Introdução Considerando a emergente discussão acerca do ensino de música na educação básica que vem ocorrendo na maioria dos estados brasileiros, o Grupo de Estudos e Pesquisa em Música (GRUMUS) da UFRN, desenvolveu entre os anos 2009 e 2014, uma pesquisa que buscou investigar e refletir sobre a real situação do ensino de Música na rede municipal do Natal/RN a partir do processo de implantação da Lei 11.769/2008. A pesquisa contou com a colaboração de alunos da graduação e pós-graduação em música da Escola de Música da

UFRN (EMUFRN), onde foram entrevistados os gestores de todas as escolas municipais da cidade do Natal-RN totalizando as 72 escolas da rede.

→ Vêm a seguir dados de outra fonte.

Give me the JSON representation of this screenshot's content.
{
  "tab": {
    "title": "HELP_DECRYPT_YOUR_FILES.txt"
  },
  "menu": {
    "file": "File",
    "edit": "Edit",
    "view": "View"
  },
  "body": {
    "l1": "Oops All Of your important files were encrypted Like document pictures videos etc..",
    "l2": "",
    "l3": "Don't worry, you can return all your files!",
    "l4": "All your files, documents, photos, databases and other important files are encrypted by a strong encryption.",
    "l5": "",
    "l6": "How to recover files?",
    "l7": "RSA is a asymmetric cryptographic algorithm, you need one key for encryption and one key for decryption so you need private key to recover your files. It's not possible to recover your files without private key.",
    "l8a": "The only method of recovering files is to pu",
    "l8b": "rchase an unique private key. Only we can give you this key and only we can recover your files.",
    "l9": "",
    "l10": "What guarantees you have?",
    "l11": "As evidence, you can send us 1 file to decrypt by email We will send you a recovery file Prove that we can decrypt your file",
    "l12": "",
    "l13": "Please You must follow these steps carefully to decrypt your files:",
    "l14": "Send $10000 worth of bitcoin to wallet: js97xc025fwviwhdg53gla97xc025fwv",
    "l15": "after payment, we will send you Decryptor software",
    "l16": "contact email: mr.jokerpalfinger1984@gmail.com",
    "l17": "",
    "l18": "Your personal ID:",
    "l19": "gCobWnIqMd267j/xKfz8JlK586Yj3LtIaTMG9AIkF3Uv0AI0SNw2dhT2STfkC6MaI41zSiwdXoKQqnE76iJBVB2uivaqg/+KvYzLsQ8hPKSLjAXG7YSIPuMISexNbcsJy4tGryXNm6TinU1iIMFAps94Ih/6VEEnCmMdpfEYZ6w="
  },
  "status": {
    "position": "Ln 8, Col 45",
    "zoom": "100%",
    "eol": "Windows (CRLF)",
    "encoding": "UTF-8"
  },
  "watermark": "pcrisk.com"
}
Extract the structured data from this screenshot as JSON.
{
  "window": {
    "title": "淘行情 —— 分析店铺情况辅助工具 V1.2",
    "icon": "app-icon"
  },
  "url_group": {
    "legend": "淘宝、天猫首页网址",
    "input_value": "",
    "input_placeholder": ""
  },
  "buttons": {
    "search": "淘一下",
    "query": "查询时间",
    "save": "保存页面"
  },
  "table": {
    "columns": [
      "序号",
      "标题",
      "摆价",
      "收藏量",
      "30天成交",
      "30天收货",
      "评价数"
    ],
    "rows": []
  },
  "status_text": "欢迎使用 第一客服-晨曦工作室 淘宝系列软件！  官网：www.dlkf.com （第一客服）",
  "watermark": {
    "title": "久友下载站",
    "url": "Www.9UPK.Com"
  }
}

Por meio de uma abordagem qualitativa, utilizou-se como técnica de pesquisa a elaboração de um questionário que foi aplicado aos gestores das escolas da rede municipal do Natal/RN. Neste Artigo, faremos uma apreciação tendo como foco a seguinte questão: A escola tem aula específica de música?

Descrição da pesquisa No ano de 2010, a prefeitura do município de Natal, abriu um edital de caráter polivalente para professores de Artes, evidenciando o seu desconhecimento acerca da Lei 11.769/08 e da Lei de Diretrizes e Bases da Educação Nacional (LDB) nº 9394/96. A atuação do GRUMUS frente a esse edital foi de suma importância para as linguagens artísticas, sobretudo para o ensino de música nas escolas (cf. MENDES e CARVALHO, 2012). Após diálogo com a Secretária Municipal de Educação (SME) o edital foi suspenso e reformulado para atender as novas exigências da Lei, abrindo concurso para professores de Música, Artes Visuais, Teatro e Dança. Novas pesquisas foram desenvolvidas pelo GRUMUS, agora com vistas a averiguar como essas aulas aconteciam nas escolas e por quais professores eram ministradas. É uma continuidade da pesquisa iniciada de 2009 a 2011 “A prática da educação musical nas escolas de Natal/RN (CARVALHO, 2009)”. A nova etapa da pesquisa foi realizada de 2011 a 2014 intitulada “A Lei 11.769/2008 e o desenvolvimento do ensino e aprendizagem de música no Rio Grande do Norte (CARVALHO, 2011)” e contou com a colaboração de alunos da graduação do curso de Licenciatura em Música da UFRN e mais tarde em 2013 com os alunos do curso de Mestrado em Música da mesma instituição. A pesquisa se deu por meio de entrevistas com diretores e/ou vice-diretores das escolas municipais da cidade, onde se buscava perceber o conhecimento por parte desses gestores sobre a Lei 11.769/08 e de que forma a música estava presente na escola. Diante de uma das perguntas do questionário “A escola está ciente da aprovação da Lei 11.769/2008 que torna obrigatório o ensino de música na educação básica?” a pesquisa

obteve a seguinte resposta: 90% dos entrevistados responderam que sim enquanto, apenas 10% diziam desconhecer sobre tal obrigatoriedade, o que na realidade não se confirmava na prática, pois o que percebemos diante das respostas e relatos dos gestores foi que existe desconhecimento das Leis e documentos oficiais que regulamentam o ensino de música na educação básica, assim como a falta de comunicação entre a SME e as escolas, permitindo que as escolas atuem de forma descentralizada. Entre esses documentos Rocha e Carvalho citam: Os Parâmetros Curriculares Nacionais do Ensino Fundamental e do Ensino Médio (PCN-EF e PCN-EM), Referenciais Curriculares Nacionais para o Ensino Infantil (RCN-EI). [...] A SME da cidade de Natal (RN) conta com os RCNEI, incluindo o vol. III que apresenta o ensino de música, e os demais níveis sobre o ensino de Arte (Volumes 6 e 7 para os Ensinos Fundamentais I e II, respectivamente). (ROCHA; CARVALHO, 2014, p. 5).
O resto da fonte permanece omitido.